Pada akhirnya, stabilitas diperlukan guna menciptakan pertumbuhan ekonomi yang tinggi. Pembangunan yang merata dan meluas memungkinkan untuk menciptakan lebih banyak lagi individu maupun kelompok masyarakat di Indonesia yang terangkat harkat dan martabatnya melalui pemenuhan akan 5 (lima) hak dasar: hak sipil, hak politik, hak ekonomi, hak sosial, dan hak budaya. Kelima hak yang tentu saling terpadu, terintegrasi, dan tak terpisahkan satu dengan yang lain.
Untuk pulih dari krisis global, tentu tidak cepat. Dengan pertumbuhan ekonomi 4-5% saja, mungkin sudah menggembirakan. Presiden terpilih nanti bukan seorang yang punya tongkat ajaib yang secara simsalabim sanggup menjawab dan melahap habis segala masalah bangsa.
Saatnya kian dekat untuk meninggalkan lingkaran setan “siapa mendapat apa, kapan dan bagaimana” dengan betul-betul menoleh ke ranah yang lebih penting dan sangat massif, yakni: keadilan sosial bagi seluruh rakyat Indonesia. Tanpa itu, tidak menutup kemungkinan bakal terjadi letupan-letupan di pelbagai pelosok. Perut yang lapar dan ketimpangan ekonomi niscaya menjadi salah satu penyebab.
Sang RI-1 harus mampu menangkap lantas mengejawantahkan pesan sejarah: mencerdaskan kehidupan bangsa dan ikut serta menciptakan perdamaian dunia. Mungkin tidak memaksakan diri untuk lari cepat. Namun bisa dengan maraton secara perlahan, tapi mantap.

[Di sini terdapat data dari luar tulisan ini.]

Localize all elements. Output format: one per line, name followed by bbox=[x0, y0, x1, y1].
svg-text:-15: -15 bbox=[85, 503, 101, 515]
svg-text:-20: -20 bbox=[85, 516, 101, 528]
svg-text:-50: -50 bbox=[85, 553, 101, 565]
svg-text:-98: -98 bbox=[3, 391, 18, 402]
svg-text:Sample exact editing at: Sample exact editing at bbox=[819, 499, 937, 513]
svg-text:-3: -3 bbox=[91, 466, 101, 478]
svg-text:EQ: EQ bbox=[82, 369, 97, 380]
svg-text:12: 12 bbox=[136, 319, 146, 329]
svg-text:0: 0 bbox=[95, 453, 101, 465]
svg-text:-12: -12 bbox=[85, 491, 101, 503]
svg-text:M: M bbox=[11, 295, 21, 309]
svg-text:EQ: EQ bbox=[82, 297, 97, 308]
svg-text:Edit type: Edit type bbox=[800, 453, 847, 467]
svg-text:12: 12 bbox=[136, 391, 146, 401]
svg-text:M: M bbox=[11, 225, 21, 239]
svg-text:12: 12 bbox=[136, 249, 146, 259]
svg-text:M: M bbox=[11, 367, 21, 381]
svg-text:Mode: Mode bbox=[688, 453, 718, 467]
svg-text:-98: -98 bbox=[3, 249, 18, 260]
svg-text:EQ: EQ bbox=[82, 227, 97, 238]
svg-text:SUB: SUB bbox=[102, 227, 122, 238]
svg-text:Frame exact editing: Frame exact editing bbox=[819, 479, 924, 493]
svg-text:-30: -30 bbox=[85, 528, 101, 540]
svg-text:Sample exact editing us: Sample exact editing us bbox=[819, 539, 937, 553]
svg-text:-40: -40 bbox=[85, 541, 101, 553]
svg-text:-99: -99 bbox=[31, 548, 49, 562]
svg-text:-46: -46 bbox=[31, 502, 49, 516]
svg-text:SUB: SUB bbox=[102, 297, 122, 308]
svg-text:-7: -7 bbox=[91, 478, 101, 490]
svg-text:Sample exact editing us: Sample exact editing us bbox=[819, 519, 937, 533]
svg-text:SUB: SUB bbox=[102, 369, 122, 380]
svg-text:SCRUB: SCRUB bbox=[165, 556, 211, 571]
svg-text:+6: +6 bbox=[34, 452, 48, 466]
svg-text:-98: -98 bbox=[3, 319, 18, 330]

Beberapa waktu lalu, mantan Presiden BJ Habibie menyarankan, penting untuk pemerintah merancang suatu GBHN (Garis-garis Besar Haluan Negara). Saran itu dapat dimaknai sebagai bagian dari koreksi atas keberlanjutan reformasi yang telah berjalan lebih satu dekade. Saran beliau ini berdasar dan patut direnungkan. GBHN layak ditilik bukan sebagai suatu produk Orde Baru yang mengandung energi negatif. Presiden terpilih, bisa merinci visi (arah) serta misinya dalam GBHN.
Betapa banyak capres yang cerdas beretorika kualitatif. Namun, hanya segelintir yang tegas dalam bersikap ke mana arah ekonomi yang hendak dijalankan. Sayang sekali, hanya sedikit pula dari mereka yang cekatan dalam menutur dengan nada kuantitatif, terukur, dan realistis.(*)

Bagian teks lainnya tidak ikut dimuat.